Shaman stand mit hoch aufgerichtetem Kopf am Zaun, als Zoe auf die Koppel zuging. Der große schwarze Mustang schien es immer zu spüren, wenn Zoe sich ihm näherte. Jedenfalls musste sie ihn nie auf der großen Weide suchen, wenn sie mit ihm ausreiten wollte.
„Hallo, mein Süßer.“ Sie öffnete das Tor zur Koppel und begrüßte den Hengst mit einer Umarmung.
Während sie ihren Kopf an den glänzenden Hals des Pferdes schmiegte, sog sie den unverwechselbaren Duft ein, den Shaman verströmte. Der erdige Geruch erinnerte sie an den Frühling. Der leider noch weit entfernt war.
Es war bereits Mitte März, aber die Wiese, auf der die Hengste und Wallache standen, war zu einem großen Teil von Schnee bedeckt. Nachts sanken die Temperaturen immer noch unter minus zwanzig Grad und auch tagsüber bewegten sie sich nicht weit über den Nullpunkt hinaus. Der Winter war lang und hart im Nordwesten Kanadas, wo die Snowfields Academy lag, die Zoe nun schon seit bald zwei Jahren besuchte.
Zumindest war der Schnee in den letzten Wochen ein wenig geschmolzen, sodass man endlich wieder Ausritte in den Wald machen konnte. Und genau das hatte Zoe heute vor.
„Schau mal, was ich dir mitgebracht habe.“ Sie zog den Halsstrick aus der Tasche und zeigte ihn Shaman, der sofort die Ohren spitzte.
Wenn Zoe mit dem Mustang ausritt, zäumte sie ihn nie auf und sattelte ihn auch nicht. Shaman mochte kein Gebiss in seinem Maul und Zoe brauchte weder Trense noch Zügel, um ihn zu lenken. Shaman und sie hatten sich von Anfang an intuitiv verstanden.
Als sie dem Rappen den Halsstrick umlegte, fühlte sie eine sanfte Berührung in ihrem Rücken. Sie drehte sich um und sah Tom, den kleinen Tinker-Hengst, der sich ihr unbemerkt genähert hatte.
Tom gehörte Zoe. Sie hatte ihn vor einem Jahr gekauft, doch sie war zu groß, um ihn zu reiten. Deshalb hatte sie ihn als Reitbeteiligung an eine Mitschülerin vermittelt. Aber leider hatte Evi vor ein paar Wochen die Schule verlassen und war zurück nach Deutschland gegangen. Der Leistungsdruck, der an dem Elite-Reitinternat herrschte, war einfach zu viel für sie gewesen.
„Na, du Halunke!“ Zoe wuschelte Tom durch die Mähne.
Sie hatte wie immer ein schlechtes Gewissen, wenn sie den Tinker sah. Seit Evi weg war, hätte sie sich viel mehr um ihn kümmern müssen. Aber neben der Schule, dem Natural Horsemanship und dem Reitunterricht, den auch die Pferdeflüsterer nehmen mussten, blieb ihr einfach zu wenig Zeit für den kleinen Tinker.

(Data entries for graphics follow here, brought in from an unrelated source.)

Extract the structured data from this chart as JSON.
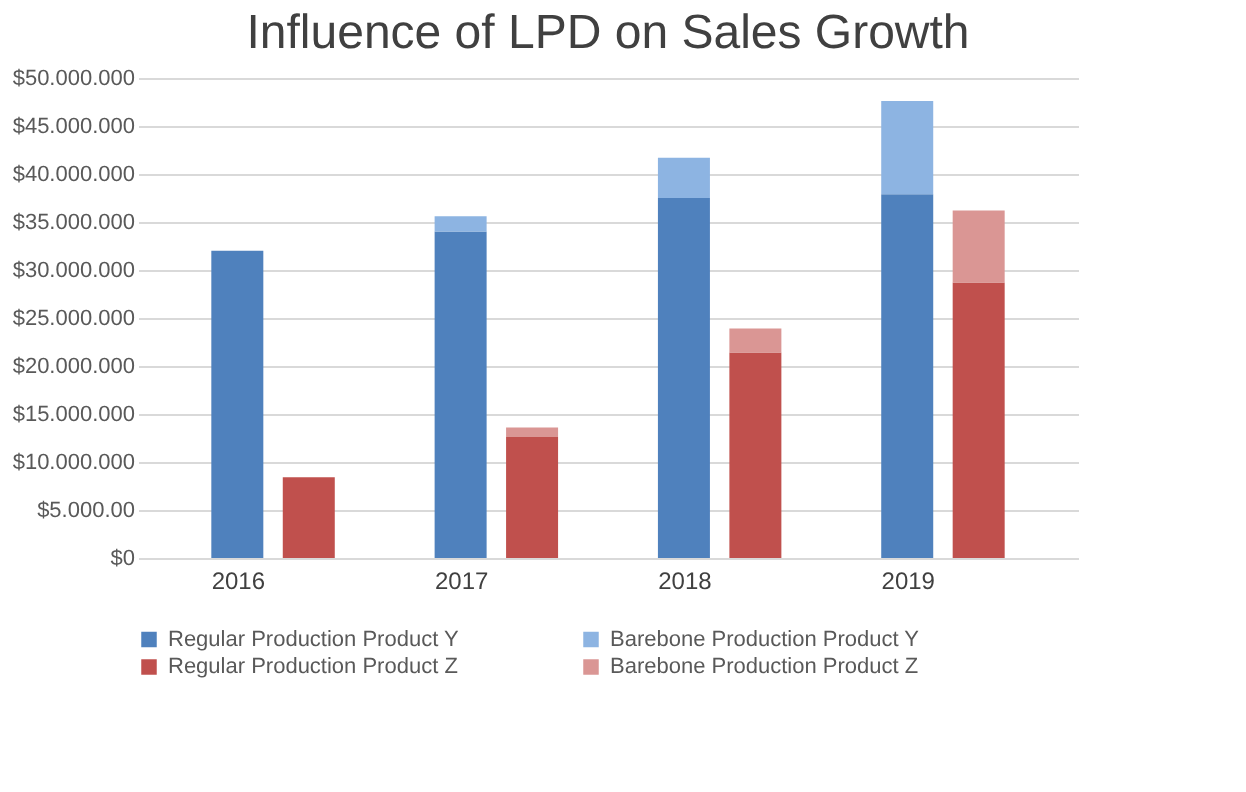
{
  "chart_data": {
    "type": "bar",
    "title": "Influence of LPD on Sales Growth",
    "stacked": true,
    "categories": [
      "2016",
      null,
      "2017",
      null,
      "2018",
      null,
      "2019",
      null
    ],
    "series": [
      {
        "name": "Regular Production Product Y",
        "color": "#4f81bd",
        "values": [
          32000000,
          null,
          34000000,
          null,
          37500000,
          null,
          37900000,
          null
        ]
      },
      {
        "name": "Barebone Production Product Y",
        "color": "#8db4e2",
        "values": [
          0,
          null,
          1600000,
          null,
          4200000,
          null,
          9700000,
          null
        ]
      },
      {
        "name": "Regular Production Product Z",
        "color": "#c0504d",
        "values": [
          null,
          8400000,
          null,
          12600000,
          null,
          21400000,
          null,
          28700000
        ]
      },
      {
        "name": "Barebone Production Product Z",
        "color": "#da9694",
        "values": [
          null,
          0,
          null,
          1000000,
          null,
          2500000,
          null,
          7500000
        ]
      }
    ],
    "ylim": [
      0,
      50000000
    ],
    "yticks": [
      {
        "value": 0,
        "label": "$0"
      },
      {
        "value": 5000000,
        "label": "$5.000.00"
      },
      {
        "value": 10000000,
        "label": "$10.000.000"
      },
      {
        "value": 15000000,
        "label": "$15.000.000"
      },
      {
        "value": 20000000,
        "label": "$20.000.000"
      },
      {
        "value": 25000000,
        "label": "$25.000.000"
      },
      {
        "value": 30000000,
        "label": "$30.000.000"
      },
      {
        "value": 35000000,
        "label": "$35.000.000"
      },
      {
        "value": 40000000,
        "label": "$40.000.000"
      },
      {
        "value": 45000000,
        "label": "$45.000.000"
      },
      {
        "value": 50000000,
        "label": "$50.000.000"
      }
    ],
    "grid": "y",
    "legend": "bottom"
  }
}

Tom schnaubte und stupste mit der Nase gegen ihre Hosentasche. Sie holte ein Möhrenstück heraus und steckte es ihm zu. Er zerbiss es und wollte sofort Nachschub.
„Hab nichts mehr.“ Zoe klopfte seinen Hals und wollte sich wieder Shaman zuwenden, aber nun bleckte Tom die Zähne und wieherte laut. Dann drängte er seinen schwarz-weiß gefleckten Kopf noch fordernder gegen Zoes Schulter.
„Jetzt reicht’s aber!“ Sie schob ihn entschieden zurück. „Genug, hab ich gesagt.“
Tom kapierte sofort, was Sache war. Er senkte den Kopf und scharrte verlegen mit dem Vorderhuf im Schnee, doch Zoe ging nicht auf die Beschwichtigung ein.